ゆとり社長を教育せよ。
10.俺を信じて


相変わらずモデルルームのような内装の、広いリビング。

そこに通された私が立ったままでいると、車のキーを無造作に棚に放ってソファに腰かけた社長に、おいでおいでと手招きされた。


……ほんと、うれしそう。

今まではそういうの表面に出さない、余裕のあるオトナな男性が好きだったんだけど……

ここまでわかりやすく気持ちを表現されるのも、意外に悪くないかも。

そんなことを考えながら、今までの私なら絶対にありえない従順さでその隣に座ると、肩を抱き寄せられて耳朶に軽くキスをされた。


「あー、超いいにおい。超かわいい。超すき。」

「……なんにでも“超”を付けると、バカっぽいですよ? 社長」

「やめて下さいよ。

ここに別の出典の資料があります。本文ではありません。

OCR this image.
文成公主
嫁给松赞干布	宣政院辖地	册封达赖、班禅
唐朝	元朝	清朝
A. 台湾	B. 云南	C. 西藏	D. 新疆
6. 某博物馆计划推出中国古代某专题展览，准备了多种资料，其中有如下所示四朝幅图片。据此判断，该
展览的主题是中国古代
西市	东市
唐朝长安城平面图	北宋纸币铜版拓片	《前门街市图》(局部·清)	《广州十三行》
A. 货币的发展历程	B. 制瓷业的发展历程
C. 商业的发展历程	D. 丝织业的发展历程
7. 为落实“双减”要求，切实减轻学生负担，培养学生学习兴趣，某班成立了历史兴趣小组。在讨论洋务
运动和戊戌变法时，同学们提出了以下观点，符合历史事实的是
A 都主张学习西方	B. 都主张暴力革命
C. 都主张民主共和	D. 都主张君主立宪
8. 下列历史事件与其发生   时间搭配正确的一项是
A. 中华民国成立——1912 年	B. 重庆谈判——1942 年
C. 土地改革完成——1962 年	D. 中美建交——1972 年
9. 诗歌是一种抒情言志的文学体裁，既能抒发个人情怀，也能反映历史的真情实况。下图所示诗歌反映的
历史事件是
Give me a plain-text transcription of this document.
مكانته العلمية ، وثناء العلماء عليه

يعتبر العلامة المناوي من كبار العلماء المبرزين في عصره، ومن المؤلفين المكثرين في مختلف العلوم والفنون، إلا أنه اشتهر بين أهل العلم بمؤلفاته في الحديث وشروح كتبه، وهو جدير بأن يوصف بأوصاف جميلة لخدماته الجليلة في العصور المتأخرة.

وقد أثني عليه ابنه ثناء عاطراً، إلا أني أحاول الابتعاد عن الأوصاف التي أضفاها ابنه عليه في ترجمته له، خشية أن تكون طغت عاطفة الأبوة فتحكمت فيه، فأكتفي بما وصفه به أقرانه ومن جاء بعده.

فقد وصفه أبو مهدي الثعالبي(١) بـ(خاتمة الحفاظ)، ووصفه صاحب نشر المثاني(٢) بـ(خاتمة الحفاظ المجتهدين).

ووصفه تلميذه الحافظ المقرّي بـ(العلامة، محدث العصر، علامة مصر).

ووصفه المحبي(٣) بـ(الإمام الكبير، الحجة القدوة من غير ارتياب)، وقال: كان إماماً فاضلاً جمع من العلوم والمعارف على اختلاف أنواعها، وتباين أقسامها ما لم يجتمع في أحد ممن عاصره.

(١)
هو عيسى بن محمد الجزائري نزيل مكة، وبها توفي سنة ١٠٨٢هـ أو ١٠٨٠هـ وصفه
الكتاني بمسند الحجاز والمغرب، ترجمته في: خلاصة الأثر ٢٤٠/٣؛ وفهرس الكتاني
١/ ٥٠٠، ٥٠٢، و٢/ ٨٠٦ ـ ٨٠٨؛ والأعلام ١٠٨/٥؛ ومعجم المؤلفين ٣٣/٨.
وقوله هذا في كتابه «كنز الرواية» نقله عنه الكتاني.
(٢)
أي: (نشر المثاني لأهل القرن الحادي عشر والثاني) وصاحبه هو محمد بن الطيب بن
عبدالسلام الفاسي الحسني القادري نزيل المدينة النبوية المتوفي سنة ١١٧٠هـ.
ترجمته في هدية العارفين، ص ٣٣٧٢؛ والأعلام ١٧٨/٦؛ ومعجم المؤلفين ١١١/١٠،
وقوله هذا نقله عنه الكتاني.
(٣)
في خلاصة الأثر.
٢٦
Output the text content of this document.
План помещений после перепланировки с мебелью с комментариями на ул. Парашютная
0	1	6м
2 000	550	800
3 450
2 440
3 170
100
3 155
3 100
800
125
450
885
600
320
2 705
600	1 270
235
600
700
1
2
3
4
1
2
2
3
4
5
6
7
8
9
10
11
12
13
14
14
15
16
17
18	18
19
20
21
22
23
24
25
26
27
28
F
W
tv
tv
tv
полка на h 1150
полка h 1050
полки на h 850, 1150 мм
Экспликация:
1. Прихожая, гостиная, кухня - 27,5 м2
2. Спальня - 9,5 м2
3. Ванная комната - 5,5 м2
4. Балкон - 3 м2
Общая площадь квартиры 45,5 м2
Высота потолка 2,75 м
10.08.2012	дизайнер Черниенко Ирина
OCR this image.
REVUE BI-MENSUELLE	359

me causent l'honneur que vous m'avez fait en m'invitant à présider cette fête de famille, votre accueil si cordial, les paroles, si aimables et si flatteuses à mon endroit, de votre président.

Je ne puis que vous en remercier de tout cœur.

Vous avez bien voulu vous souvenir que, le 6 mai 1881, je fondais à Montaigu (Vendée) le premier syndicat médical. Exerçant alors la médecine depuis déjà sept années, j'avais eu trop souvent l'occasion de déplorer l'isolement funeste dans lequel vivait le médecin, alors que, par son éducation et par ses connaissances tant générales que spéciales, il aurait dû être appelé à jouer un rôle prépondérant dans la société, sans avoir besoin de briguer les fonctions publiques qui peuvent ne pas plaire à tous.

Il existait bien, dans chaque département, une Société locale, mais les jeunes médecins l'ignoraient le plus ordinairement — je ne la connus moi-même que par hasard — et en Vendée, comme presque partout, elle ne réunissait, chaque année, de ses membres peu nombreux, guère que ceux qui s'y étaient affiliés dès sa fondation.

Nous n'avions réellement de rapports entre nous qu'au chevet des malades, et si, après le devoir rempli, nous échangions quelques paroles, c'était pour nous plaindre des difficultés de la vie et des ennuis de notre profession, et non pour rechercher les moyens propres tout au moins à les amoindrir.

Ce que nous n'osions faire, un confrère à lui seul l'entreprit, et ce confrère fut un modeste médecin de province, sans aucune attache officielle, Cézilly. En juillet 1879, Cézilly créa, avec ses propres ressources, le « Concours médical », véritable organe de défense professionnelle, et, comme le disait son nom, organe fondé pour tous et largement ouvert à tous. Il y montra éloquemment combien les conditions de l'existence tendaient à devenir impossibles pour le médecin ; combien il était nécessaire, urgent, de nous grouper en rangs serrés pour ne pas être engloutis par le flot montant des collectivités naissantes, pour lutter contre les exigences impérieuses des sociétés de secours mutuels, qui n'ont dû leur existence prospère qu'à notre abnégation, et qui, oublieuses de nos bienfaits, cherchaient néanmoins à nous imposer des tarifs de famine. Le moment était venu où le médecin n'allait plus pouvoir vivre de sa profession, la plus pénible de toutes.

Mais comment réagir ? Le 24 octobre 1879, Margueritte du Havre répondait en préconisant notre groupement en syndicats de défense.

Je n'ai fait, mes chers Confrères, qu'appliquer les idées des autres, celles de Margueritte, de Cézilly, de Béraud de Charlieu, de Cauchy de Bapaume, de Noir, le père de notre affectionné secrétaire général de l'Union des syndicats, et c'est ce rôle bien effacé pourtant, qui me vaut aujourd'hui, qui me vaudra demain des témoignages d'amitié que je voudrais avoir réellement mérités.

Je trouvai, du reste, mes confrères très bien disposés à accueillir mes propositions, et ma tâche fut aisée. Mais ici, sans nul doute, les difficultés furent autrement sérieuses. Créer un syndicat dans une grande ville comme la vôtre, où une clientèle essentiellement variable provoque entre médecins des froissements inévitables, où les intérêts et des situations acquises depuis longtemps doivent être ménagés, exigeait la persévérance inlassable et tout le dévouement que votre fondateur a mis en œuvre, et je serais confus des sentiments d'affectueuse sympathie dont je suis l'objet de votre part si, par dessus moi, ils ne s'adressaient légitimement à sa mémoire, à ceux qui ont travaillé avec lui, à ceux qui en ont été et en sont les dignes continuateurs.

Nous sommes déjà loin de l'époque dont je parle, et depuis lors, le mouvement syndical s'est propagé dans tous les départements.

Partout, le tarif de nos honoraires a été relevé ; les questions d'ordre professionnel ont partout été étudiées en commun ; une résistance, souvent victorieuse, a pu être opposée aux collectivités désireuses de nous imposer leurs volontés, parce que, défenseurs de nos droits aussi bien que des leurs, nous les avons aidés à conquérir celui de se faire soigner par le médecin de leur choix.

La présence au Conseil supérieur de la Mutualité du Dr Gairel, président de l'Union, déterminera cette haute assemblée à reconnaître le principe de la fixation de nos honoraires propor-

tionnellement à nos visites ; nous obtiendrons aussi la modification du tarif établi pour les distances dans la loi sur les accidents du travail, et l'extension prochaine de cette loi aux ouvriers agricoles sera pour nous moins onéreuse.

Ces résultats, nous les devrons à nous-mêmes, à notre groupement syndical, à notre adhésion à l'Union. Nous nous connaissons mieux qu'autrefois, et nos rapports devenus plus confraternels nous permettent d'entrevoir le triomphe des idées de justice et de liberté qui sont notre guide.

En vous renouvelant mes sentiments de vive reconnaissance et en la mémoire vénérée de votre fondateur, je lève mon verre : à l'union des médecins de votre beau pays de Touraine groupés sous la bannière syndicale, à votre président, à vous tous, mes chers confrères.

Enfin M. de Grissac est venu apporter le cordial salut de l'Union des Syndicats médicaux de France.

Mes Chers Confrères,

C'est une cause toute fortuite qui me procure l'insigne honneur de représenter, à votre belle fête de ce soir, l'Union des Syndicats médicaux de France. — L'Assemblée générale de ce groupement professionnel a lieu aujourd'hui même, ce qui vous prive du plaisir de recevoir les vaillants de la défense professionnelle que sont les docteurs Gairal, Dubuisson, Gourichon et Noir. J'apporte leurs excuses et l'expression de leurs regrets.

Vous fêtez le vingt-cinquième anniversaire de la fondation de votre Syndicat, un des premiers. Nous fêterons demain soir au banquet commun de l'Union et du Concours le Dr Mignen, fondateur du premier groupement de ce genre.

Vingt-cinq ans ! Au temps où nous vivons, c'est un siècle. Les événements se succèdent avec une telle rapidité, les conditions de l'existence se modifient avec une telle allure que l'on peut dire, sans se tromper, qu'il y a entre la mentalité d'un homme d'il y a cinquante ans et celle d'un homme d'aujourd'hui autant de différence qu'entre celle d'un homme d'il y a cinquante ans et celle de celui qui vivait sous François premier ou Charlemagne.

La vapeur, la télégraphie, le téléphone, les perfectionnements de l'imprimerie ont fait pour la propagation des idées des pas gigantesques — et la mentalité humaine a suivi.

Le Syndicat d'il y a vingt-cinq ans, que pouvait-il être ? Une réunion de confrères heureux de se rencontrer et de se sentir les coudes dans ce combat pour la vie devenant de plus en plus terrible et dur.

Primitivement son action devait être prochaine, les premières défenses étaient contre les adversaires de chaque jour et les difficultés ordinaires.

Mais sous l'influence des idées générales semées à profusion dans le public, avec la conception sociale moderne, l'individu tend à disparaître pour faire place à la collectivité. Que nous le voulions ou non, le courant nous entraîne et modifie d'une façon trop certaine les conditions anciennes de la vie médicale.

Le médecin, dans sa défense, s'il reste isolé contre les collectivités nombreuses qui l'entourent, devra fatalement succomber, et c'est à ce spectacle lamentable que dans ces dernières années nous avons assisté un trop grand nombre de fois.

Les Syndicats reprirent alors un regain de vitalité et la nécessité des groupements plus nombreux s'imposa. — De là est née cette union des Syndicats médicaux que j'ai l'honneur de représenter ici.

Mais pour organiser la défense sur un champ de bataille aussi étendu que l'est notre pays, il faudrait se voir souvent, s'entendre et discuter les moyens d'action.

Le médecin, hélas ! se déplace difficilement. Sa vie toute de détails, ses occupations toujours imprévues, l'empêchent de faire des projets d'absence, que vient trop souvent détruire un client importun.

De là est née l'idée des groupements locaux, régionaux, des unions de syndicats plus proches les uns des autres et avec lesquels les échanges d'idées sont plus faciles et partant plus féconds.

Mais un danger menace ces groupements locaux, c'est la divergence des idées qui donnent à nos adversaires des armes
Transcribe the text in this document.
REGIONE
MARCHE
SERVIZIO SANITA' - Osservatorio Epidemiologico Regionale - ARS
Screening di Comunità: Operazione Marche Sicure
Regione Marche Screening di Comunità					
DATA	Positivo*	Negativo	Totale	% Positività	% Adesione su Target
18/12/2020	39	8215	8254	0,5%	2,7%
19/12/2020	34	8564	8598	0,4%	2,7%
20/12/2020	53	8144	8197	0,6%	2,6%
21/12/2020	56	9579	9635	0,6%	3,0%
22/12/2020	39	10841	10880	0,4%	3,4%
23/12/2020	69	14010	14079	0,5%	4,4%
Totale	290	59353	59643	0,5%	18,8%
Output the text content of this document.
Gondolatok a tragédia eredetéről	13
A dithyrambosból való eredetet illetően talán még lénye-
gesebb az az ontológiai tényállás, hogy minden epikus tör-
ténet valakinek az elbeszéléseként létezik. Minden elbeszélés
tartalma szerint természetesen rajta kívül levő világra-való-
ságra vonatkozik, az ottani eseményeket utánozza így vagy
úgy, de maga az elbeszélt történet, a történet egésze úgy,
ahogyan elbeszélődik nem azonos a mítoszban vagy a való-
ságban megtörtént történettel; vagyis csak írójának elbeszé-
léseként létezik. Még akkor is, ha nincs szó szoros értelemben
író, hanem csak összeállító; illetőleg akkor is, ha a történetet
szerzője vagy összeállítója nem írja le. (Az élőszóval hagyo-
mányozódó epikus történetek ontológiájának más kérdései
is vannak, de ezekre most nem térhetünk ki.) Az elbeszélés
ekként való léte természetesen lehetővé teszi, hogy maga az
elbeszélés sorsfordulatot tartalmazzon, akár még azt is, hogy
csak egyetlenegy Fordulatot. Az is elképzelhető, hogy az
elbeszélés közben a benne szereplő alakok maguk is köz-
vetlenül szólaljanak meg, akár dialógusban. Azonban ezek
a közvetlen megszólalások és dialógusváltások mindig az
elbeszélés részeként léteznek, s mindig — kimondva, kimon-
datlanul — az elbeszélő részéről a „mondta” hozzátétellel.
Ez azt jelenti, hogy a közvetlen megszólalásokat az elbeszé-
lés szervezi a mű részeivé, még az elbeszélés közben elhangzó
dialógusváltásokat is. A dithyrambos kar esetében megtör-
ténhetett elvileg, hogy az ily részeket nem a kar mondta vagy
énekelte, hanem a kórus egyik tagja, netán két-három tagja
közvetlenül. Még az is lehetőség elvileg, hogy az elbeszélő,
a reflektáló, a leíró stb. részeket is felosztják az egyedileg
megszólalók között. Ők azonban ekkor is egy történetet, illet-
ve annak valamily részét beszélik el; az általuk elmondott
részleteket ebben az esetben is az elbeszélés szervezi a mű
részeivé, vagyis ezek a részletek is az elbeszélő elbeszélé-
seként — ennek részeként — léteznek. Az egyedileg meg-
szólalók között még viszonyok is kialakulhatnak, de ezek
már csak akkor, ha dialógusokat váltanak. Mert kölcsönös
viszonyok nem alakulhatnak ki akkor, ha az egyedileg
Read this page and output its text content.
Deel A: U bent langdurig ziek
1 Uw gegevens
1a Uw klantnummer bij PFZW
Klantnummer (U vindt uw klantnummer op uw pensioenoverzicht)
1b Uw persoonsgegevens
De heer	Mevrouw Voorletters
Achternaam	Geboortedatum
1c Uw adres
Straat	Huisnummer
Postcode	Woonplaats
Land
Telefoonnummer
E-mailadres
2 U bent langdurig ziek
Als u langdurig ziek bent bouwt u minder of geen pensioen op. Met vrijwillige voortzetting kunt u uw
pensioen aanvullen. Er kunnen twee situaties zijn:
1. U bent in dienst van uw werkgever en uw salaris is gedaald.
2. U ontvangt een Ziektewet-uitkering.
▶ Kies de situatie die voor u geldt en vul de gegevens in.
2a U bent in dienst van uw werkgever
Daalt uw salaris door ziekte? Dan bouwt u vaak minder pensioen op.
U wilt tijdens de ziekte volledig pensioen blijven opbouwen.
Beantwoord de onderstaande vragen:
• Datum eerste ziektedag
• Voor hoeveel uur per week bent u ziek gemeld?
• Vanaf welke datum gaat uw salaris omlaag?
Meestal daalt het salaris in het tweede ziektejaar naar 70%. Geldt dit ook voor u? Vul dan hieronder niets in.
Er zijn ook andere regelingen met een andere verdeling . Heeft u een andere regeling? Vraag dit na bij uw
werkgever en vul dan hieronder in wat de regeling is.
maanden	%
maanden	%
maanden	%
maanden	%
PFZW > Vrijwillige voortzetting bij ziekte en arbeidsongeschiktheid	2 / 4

こんな時に社長とか呼ぶの」


まあ、確かに、そっか。

でも、なんだかそれ以外は呼びづらい。会社では敬って(心から敬ったことは一度もないけど)、プライベートでは年下の彼氏。

結構複雑だわ……この関係。


「ミツル……でしたっけ、名前」

「正解。高梨さん限定で呼び捨てにしていいですよ」

「……それなら“高梨さん”もどうにかして?」


彼の肩にもたれながら、上目遣いにそう言ってみる。

すると、大きな手が私の頭を包み込んでさらに自分の方へ引き寄せ、髪に触れた唇が、私の名前を呼んだ。